Alguns membros da Guarda Revolucionária têm defendido que o Irão deve abandonar a fatwa (uma espécie de lei emitida pelo líder supremo que pode obrigar ou proibir qualquer coisa) que proíbe o uso militar da energia nuclear. Mas o porta-voz do Ministérios dos Negócios Estrangeiros, Nasser Kanaani, negou que essa reversão esteja em cima da mesa.Em democracia, temos o direito de dizer o que quisermos, mas devemos basear-nos em algo. O veredicto do Ayatollah Khamenei é muito claro. É proibido”, reforça o diplomata.

Ainda com os microfones desligados, o embaixador tinha dito que o Irão não tem nenhum inimigo declarado e que viverá com qualquer vizinho que respeite as outras nações árabes à sua volta, e as muçulmanas também, o Irão é persa, e não árabe, apesar de a maoria ser xiita, um ramo do Isrão. “Temos de pedir, a todos, que parem de abusar da força e tentem respeitar o direito internacional, respeitem o Secretário-Geral [das Nações Unidas], não espezinhem os veredictos do Tribunal Internacional de Justiça, não matem os funcionários das Nações Unidas, não matem os médicos, não matem as pessoas. Os israelitas são tão poderosos, podem escolher especificamente as suas vítimas. Porque é que estão a matar crianças inocentes?”, pergunta.

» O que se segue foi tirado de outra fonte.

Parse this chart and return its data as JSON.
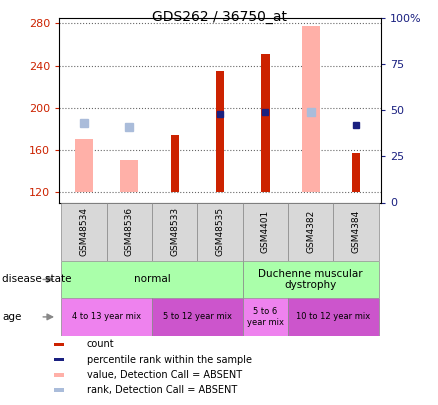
{
  "title": "GDS262 / 36750_at",
  "samples": [
    "GSM48534",
    "GSM48536",
    "GSM48533",
    "GSM48535",
    "GSM4401",
    "GSM4382",
    "GSM4384"
  ],
  "count_values": [
    null,
    null,
    174,
    235,
    251,
    null,
    157
  ],
  "rank_values": [
    null,
    null,
    null,
    48,
    49,
    null,
    42
  ],
  "absent_value_values": [
    170,
    150,
    null,
    null,
    null,
    278,
    null
  ],
  "absent_rank_values": [
    43,
    41,
    null,
    null,
    null,
    49,
    null
  ],
  "ylim_left": [
    110,
    285
  ],
  "ylim_right": [
    0,
    100
  ],
  "yticks_left": [
    120,
    160,
    200,
    240,
    280
  ],
  "yticks_right": [
    0,
    25,
    50,
    75,
    100
  ],
  "count_color": "#cc2200",
  "rank_color": "#1a2080",
  "absent_value_color": "#ffb0a8",
  "absent_rank_color": "#aabcda",
  "bar_base": 120,
  "label_color_left": "#cc2200",
  "label_color_right": "#1a2080",
  "disease_groups": [
    {
      "label": "normal",
      "start": 0,
      "end": 3,
      "color": "#aaffaa"
    },
    {
      "label": "Duchenne muscular\ndystrophy",
      "start": 4,
      "end": 6,
      "color": "#aaffaa"
    }
  ],
  "age_groups": [
    {
      "label": "4 to 13 year mix",
      "start": 0,
      "end": 1,
      "color": "#ee82ee"
    },
    {
      "label": "5 to 12 year mix",
      "start": 2,
      "end": 3,
      "color": "#cc55cc"
    },
    {
      "label": "5 to 6\nyear mix",
      "start": 4,
      "end": 4,
      "color": "#ee82ee"
    },
    {
      "label": "10 to 12 year mix",
      "start": 5,
      "end": 6,
      "color": "#cc55cc"
    }
  ],
  "legend_items": [
    {
      "label": "count",
      "color": "#cc2200"
    },
    {
      "label": "percentile rank within the sample",
      "color": "#1a2080"
    },
    {
      "label": "value, Detection Call = ABSENT",
      "color": "#ffb0a8"
    },
    {
      "label": "rank, Detection Call = ABSENT",
      "color": "#aabcda"
    }
  ]
}
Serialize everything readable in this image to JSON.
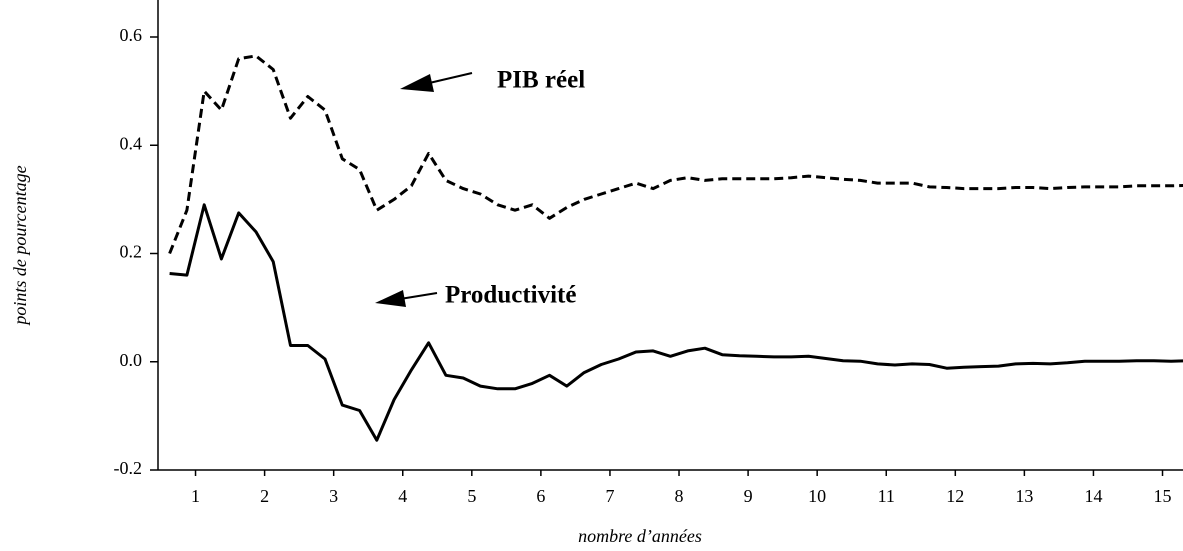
{
  "chart_data": {
    "type": "line",
    "xlabel": "nombre d’années",
    "ylabel": "points de pourcentage",
    "annotations": [
      "PIB réel",
      "Productivité"
    ],
    "x": [
      0.625,
      0.875,
      1.125,
      1.375,
      1.625,
      1.875,
      2.125,
      2.375,
      2.625,
      2.875,
      3.125,
      3.375,
      3.625,
      3.875,
      4.125,
      4.375,
      4.625,
      4.875,
      5.125,
      5.375,
      5.625,
      5.875,
      6.125,
      6.375,
      6.625,
      6.875,
      7.125,
      7.375,
      7.625,
      7.875,
      8.125,
      8.375,
      8.625,
      8.875,
      9.125,
      9.375,
      9.625,
      9.875,
      10.125,
      10.375,
      10.625,
      10.875,
      11.125,
      11.375,
      11.625,
      11.875,
      12.125,
      12.375,
      12.625,
      12.875,
      13.125,
      13.375,
      13.625,
      13.875,
      14.125,
      14.375,
      14.625,
      14.875,
      15.125,
      15.375
    ],
    "series": [
      {
        "name": "PIB réel",
        "color": "#000000",
        "dash": true,
        "values": [
          0.2,
          0.28,
          0.5,
          0.465,
          0.56,
          0.565,
          0.54,
          0.45,
          0.49,
          0.465,
          0.375,
          0.355,
          0.28,
          0.3,
          0.325,
          0.385,
          0.335,
          0.32,
          0.31,
          0.29,
          0.28,
          0.29,
          0.265,
          0.285,
          0.3,
          0.31,
          0.32,
          0.33,
          0.32,
          0.335,
          0.34,
          0.335,
          0.338,
          0.338,
          0.338,
          0.338,
          0.34,
          0.343,
          0.34,
          0.337,
          0.335,
          0.33,
          0.33,
          0.33,
          0.323,
          0.322,
          0.32,
          0.32,
          0.32,
          0.322,
          0.322,
          0.32,
          0.322,
          0.323,
          0.323,
          0.323,
          0.325,
          0.325,
          0.325,
          0.326
        ]
      },
      {
        "name": "Productivité",
        "color": "#000000",
        "dash": false,
        "values": [
          0.163,
          0.16,
          0.29,
          0.19,
          0.275,
          0.24,
          0.185,
          0.03,
          0.03,
          0.005,
          -0.08,
          -0.09,
          -0.145,
          -0.07,
          -0.015,
          0.035,
          -0.025,
          -0.03,
          -0.045,
          -0.05,
          -0.05,
          -0.04,
          -0.025,
          -0.045,
          -0.02,
          -0.005,
          0.005,
          0.018,
          0.02,
          0.01,
          0.02,
          0.025,
          0.013,
          0.011,
          0.01,
          0.009,
          0.009,
          0.01,
          0.006,
          0.002,
          0.001,
          -0.004,
          -0.006,
          -0.004,
          -0.005,
          -0.012,
          -0.01,
          -0.009,
          -0.008,
          -0.004,
          -0.003,
          -0.004,
          -0.002,
          0.001,
          0.001,
          0.001,
          0.002,
          0.002,
          0.001,
          0.002
        ]
      }
    ],
    "xlim": [
      0.5,
      15.5
    ],
    "xticks": [
      1,
      2,
      3,
      4,
      5,
      6,
      7,
      8,
      9,
      10,
      11,
      12,
      13,
      14,
      15
    ],
    "ylim": [
      -0.2,
      0.6
    ],
    "yticks": [
      {
        "value": -0.2,
        "label": "-0.2"
      },
      {
        "value": 0,
        "label": "0.0"
      },
      {
        "value": 0.2,
        "label": "0.2"
      },
      {
        "value": 0.4,
        "label": "0.4"
      },
      {
        "value": 0.6,
        "label": "0.6"
      }
    ]
  }
}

Sobre o facto de o Hamas também ter morto israelitas de forma indiscriminada, o embaixador tem uma opinião menos direita, com mais nuances. Não diz diretamente que o 7 de outubro foi um ataque terrorista. Apesar de admitir que é uma forma compreensível de designar o evento, chama a atenção para o que veio antes. “Penso que se deve analisar porque é que isso aconteceu. A razão pela qual aconteceu, mesmo que se lhe chame um ataque terrorista, deve ser investigada. Não se pode usar esse nome [ataque terrorista] como justificação para retirar dois milhões de pessoas de suas casas, para matar, etc”.

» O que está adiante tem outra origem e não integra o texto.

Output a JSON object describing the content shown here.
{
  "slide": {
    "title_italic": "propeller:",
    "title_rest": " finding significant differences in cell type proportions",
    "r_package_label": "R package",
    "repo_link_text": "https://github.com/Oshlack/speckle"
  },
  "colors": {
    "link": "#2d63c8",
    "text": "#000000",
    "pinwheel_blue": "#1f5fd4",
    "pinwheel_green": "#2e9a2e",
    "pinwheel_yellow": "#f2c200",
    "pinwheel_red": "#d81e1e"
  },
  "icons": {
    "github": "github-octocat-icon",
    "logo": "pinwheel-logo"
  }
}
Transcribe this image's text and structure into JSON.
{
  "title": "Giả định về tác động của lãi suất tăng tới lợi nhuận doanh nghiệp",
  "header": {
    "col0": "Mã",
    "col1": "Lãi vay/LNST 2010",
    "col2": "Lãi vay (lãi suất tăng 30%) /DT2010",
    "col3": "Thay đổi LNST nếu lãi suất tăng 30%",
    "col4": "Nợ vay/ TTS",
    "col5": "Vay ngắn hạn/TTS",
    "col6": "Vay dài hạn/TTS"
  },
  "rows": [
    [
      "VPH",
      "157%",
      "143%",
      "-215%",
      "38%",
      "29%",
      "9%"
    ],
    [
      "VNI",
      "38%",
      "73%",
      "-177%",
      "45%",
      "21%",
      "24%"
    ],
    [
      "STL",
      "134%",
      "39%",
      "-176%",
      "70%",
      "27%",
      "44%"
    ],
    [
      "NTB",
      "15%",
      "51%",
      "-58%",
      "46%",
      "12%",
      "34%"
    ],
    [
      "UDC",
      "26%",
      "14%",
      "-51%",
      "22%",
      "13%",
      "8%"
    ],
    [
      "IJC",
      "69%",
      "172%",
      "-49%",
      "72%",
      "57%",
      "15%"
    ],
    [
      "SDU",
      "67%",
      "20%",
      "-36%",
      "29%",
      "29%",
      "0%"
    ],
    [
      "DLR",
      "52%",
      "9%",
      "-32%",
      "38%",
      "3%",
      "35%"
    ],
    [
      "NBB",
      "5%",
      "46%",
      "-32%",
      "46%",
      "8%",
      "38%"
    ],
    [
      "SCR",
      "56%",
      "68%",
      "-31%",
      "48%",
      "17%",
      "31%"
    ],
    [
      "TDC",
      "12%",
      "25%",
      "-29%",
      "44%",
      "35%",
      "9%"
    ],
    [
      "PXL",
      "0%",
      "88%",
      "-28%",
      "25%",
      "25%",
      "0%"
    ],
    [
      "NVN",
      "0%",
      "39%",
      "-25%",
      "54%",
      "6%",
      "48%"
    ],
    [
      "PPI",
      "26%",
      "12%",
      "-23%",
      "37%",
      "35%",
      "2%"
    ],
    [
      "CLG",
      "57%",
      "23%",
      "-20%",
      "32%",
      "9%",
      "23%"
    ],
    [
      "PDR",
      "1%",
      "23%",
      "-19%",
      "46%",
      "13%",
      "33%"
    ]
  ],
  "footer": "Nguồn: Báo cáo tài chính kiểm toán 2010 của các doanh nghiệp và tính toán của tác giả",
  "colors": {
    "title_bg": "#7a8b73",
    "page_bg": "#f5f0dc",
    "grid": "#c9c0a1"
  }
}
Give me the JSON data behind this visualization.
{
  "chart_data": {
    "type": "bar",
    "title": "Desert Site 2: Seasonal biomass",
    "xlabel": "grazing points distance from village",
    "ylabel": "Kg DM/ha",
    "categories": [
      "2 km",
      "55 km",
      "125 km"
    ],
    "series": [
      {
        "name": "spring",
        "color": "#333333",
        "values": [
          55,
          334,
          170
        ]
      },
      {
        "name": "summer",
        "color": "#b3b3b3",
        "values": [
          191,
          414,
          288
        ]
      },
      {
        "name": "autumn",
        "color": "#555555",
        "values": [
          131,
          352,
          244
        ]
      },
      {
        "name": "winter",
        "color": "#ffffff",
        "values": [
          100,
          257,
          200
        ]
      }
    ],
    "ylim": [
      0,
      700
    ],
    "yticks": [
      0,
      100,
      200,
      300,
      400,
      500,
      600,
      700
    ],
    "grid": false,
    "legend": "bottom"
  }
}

No decurso da conversa pede muitas vezes aos jornalistas que não deixem de transmitir a sua ideia de que o Irão não deseja escalada. Questionado sobre por que razão, então, o Irão continua a apoiar o Hezbollah, o Hamas, os hutis e outras milícias que desestabilizam a região, relembra que estes movimentos têm o voto das suas populações [o Hamas e o Hezbollah são partidos além de milícias] e explica que a lei internacional permite “o apoio aos combatentes da liberdade”, e “àqueles que estão a tentar ter autodeterminação”, uma definição que abrange os movimentos acima citados. “Há quem esteja a fazer autodefesa, quem esteja a lutar pela autodeterminação e quem é ocupante. A essência de cada questão remonta a 70, 80 anos. Temos de fazer engenharia reversa e ver como podemos chegar à origem do problema e encontrar a verdadeira paz”.

Confrontado ainda com as notícias que dão conta de novas leis que apertam ainda mais as imposições à indumentária das mulheres, o embaixador nega que a violência contra mulheres que não usam hijab seja uma prática generalizada. “Precisamos de respeitar a diversidade de culturas. Não vos perguntamos porque é que bebem álcool e depois há acidentes na rua em que morrem muitas pessoas. Penso que o hijab é um traje que se baseia nos valores islâmicos, reconhecido na nossa Constituição. As pessoas votaram essa Constituição, em 1981. O hijab não é uma limitação, não é uma coisa de cinco quilos que se põe na cabeça. São 5 gramas, 10 gramas, um lenço com um vestido bonito que as mulheres no Irão respeitam, cerca de 85% dizem que respeitam essa tradição”, começa por argumentar.

E é seguro escolher não o usar? “Nunca prendemos ninguém. Não se trata de um crime codificado. Existe exagero em todo o lado, mas se algo aconteceu com um polícia ou dois polícias, isso não quer dizer que haja impunidade em todo o lado”, diz ainda, referindo outras tradições mais antigas de países ocidentais, como o lenço sobre a cabeça na missa, em Portugal, há algumas décadas ou a comida kosher dos judeus. Nos Estados Unidos, até aos anos 40, não se podia ir a praia com calções de menos de 40 centímetros. Lá porque na Europa não é tradição comer carne halal, não podemos dizer que os muçulmanos não podem comer carne halal. Os judeus têm a sua comida kosher também. Estes valores devem ser respeitados em qualquer parte do mundo.